As reported in the Washington Post on 12/31, the Trump Organization fired seven migrant workers at the Trump Winery without appropriate legal work permits.
This happened nearly a year after the Trump Organization pledged to dismiss any workers without immigration papers and work permits, after a story in Market Watch on 1/30/19 that alleged that Trump golf courses in New Jersey were knowingly employing illegal migrant workers. At the time, the Trump Organization pledged to use the E-Verify electronic system at all of its properties to check employees’ documentation.
Omar Miranda, a Honduran migrant who was quoted in the Post story, admitted he had used fake documentation when applying for his position (he was hired under the previous management when it was Kluge Vineyards). Miranda had worked in his position tending the vineyards and harvesting the fruit, sometimes before the sun rose, for more than a decade. Why did it take so long for the Trump Organization to fulfill its pledge to use E-verify systems to purge its employment rolls of illegal migrants, at least in the case of these vineyard workers at Trump Winery?
The Trump Organization has had a pattern of hiring undocumented workers to take advantage of their cheap labor. In this case, maybe it took them nearly a year to fire Miranda and his vineyard co-workers because the management preferred to turn a blind eye to their status until it was politically and practically convenient to drop them when the 2019 harvest was complete and winter pruning was done…and before the 2020 Presidential campaign starts.

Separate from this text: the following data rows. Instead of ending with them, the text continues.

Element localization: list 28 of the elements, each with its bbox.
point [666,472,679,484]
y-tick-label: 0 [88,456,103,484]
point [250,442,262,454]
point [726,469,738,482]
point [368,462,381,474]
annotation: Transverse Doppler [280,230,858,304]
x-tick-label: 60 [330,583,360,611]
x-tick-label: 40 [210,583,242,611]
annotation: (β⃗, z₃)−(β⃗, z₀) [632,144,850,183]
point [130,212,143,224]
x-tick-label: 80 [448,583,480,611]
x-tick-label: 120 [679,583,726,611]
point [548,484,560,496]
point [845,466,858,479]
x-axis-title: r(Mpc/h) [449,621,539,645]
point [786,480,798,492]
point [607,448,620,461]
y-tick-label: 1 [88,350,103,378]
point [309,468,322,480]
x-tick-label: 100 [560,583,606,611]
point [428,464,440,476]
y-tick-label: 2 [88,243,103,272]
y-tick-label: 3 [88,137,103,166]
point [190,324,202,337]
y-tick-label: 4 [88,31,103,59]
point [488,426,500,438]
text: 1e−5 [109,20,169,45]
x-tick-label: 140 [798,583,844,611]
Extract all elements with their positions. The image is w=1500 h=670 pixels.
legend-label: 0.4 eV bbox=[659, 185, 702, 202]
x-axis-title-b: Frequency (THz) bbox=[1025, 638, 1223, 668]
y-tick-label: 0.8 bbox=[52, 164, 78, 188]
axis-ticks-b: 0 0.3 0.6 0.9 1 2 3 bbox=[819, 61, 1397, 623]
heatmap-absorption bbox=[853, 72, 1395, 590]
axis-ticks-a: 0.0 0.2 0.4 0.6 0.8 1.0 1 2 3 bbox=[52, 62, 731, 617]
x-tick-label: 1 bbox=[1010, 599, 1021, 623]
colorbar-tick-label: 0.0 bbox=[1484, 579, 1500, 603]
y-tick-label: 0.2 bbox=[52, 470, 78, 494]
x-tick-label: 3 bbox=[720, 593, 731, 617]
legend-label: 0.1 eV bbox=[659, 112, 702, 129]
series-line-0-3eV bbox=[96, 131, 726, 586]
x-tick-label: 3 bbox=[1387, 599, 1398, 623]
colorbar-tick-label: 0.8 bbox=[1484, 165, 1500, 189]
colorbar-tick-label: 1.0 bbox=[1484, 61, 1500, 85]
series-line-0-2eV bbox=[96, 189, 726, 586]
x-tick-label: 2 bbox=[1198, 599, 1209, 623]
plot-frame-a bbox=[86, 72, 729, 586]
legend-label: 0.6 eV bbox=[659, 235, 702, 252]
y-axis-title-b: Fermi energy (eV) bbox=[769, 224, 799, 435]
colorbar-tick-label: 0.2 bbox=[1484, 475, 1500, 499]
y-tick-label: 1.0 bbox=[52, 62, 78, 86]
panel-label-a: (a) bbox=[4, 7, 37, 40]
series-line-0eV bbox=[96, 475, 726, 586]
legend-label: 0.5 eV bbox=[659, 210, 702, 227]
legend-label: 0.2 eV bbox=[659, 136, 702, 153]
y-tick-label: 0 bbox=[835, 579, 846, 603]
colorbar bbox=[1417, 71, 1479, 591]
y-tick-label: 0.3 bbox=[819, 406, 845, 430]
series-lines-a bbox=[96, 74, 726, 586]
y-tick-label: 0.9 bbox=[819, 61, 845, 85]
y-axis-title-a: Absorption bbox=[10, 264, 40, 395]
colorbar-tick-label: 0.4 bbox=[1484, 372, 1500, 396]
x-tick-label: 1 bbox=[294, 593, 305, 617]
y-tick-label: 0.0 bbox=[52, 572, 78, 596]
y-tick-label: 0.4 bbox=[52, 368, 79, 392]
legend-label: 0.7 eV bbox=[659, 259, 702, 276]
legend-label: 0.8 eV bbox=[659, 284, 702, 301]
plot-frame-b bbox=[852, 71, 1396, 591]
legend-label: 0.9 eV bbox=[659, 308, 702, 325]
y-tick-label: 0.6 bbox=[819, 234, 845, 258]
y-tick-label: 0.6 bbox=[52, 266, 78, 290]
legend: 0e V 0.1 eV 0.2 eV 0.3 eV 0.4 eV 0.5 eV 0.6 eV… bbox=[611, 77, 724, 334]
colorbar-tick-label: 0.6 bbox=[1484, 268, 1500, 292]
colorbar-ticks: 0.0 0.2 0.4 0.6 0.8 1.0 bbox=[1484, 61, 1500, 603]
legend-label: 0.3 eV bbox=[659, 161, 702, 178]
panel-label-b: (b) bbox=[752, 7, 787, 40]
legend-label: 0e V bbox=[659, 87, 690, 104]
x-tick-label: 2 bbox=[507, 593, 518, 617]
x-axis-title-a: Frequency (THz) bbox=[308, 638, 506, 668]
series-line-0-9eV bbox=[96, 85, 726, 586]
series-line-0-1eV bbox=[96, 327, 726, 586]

As reported in the story in the Post, “Donald Trump has known about these workers for months,” said Anibal Romero, an immigration lawyer who represents many of Trump’s former undocumented employees and is advising Miranda. “He waits until the fields are tended, grapes picked, wine made. He then discards them like a used paper bag. Happy New Year — you’re fired.”
Miranda admits that he used fake documentation when applying for his job. But after the Trump Organization’s pledge eleven months ago to use E-verify to confirm or dismiss any non-legal migrant labor at its properties, you have to wonder just how “shocked” (quoting Claude Rains in Casablanca) they really are to have discovered the illegal status of these seven laborers at such a convenient time.
“The papers one uses, they know it’s something illegal,” Miranda said in the Post interview. “The owner knows. The winemaker knows.”